"It's a pity," a source who did not wish to be identified told me yesterday, "that this story had to break on an Australian institutional investment website."
I do apologise but my story detailing Tower Investments' decision to bring management of its global equities in-house should at least bring in some much-needed (by me) export dollars.
But it is a pity, too, that the audience for such a brilliant piece of journalism is somewhat limited in New Zealand.
In an ideal world the, approximately, thousands of retail punters who have invested in Tower funds would have an opinion on whether their international shares should be handled by experienced off-shore fund managers or processed by an Auckland-based computer.
In this world, the news that Tower is moving to a 'quant-based' investment model for most of its $700 million ($500 million of which is in global shares) equity portfolio will wash over retail unit-holders with little resistance.
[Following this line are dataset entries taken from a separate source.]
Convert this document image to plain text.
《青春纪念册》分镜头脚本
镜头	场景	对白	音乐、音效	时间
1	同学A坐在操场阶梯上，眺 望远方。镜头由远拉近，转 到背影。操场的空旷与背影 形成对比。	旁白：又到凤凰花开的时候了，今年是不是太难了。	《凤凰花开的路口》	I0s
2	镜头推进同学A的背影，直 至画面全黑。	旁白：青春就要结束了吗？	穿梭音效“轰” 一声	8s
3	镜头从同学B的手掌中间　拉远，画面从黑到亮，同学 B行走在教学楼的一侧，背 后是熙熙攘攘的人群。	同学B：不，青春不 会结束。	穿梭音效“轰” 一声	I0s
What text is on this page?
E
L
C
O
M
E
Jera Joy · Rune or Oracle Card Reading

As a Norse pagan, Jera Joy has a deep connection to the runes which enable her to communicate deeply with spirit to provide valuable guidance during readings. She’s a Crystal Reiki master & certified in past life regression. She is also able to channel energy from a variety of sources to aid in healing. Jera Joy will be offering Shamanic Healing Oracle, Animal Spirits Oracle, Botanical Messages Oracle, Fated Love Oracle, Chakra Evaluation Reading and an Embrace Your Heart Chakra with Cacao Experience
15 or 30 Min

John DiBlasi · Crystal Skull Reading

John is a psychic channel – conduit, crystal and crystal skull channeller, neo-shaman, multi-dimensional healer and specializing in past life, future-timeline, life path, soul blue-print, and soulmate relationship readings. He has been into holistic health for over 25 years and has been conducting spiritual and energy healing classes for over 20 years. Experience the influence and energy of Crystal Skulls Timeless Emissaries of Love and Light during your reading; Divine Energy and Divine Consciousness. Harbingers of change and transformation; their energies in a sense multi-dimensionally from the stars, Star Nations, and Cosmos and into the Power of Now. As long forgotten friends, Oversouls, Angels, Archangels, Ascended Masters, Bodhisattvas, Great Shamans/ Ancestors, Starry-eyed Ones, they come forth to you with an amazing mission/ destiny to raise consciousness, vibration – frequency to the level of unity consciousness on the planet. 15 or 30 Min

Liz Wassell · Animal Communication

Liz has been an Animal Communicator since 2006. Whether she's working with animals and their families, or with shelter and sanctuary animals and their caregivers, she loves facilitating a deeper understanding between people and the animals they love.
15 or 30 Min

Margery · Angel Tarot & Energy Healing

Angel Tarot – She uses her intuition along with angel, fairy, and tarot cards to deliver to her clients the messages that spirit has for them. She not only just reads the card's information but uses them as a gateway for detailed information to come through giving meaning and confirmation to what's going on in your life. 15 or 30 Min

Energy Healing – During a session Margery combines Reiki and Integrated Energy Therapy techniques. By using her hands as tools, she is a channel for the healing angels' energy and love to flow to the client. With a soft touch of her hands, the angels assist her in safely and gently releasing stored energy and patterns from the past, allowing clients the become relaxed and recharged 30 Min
As part of the shift, Tower will sack six of the eight offshore managers it currently outsources international share investing to, handing the money to its Auckland investment team. Tower has pitched this as a performance-enhancement exercise but industry insiders suggest it's also a margin-recovery effort - it's not clear if the fees saved by chopping external managers will pass on to underlying investors.
It's not that Tower is necessarily doing the wrong thing by managing international shares from New Zealand - it's not alone in this - but it is a major change that retail investors should reflect on.
For example, Tower's move will affect investors in its KiwiSaver funds. Admittedly, as most of Tower's KiwiSavers have come through the default process the scheme's exposure to international shares is reasonably small. According to the Tower KiwiSaver 2010 annual report, the scheme had invested just over $11 million in international equities out of a total pool of almost $400 million.
(By March this year, Tower KiwiSaver funds under management stood at almost $580 million, according to figures supplied to Workplace Savings NZ.)
Sam Stubbs, Tower Investments chief, told me that the group's $700 million in equities is split fairly evenly between retail and wholesale investors.
Most of Tower's wholesale money is managed on behalf of the firm's insurance funds rather than external clients. However, the remaining Tower wholesale clients (super funds, charities etc) will probably be more attuned to the change of investment style than retail investors.
Indeed, it's understood that at least one super fund has already put its Tower investments out to tender following the news.
The Australians might be interested in that.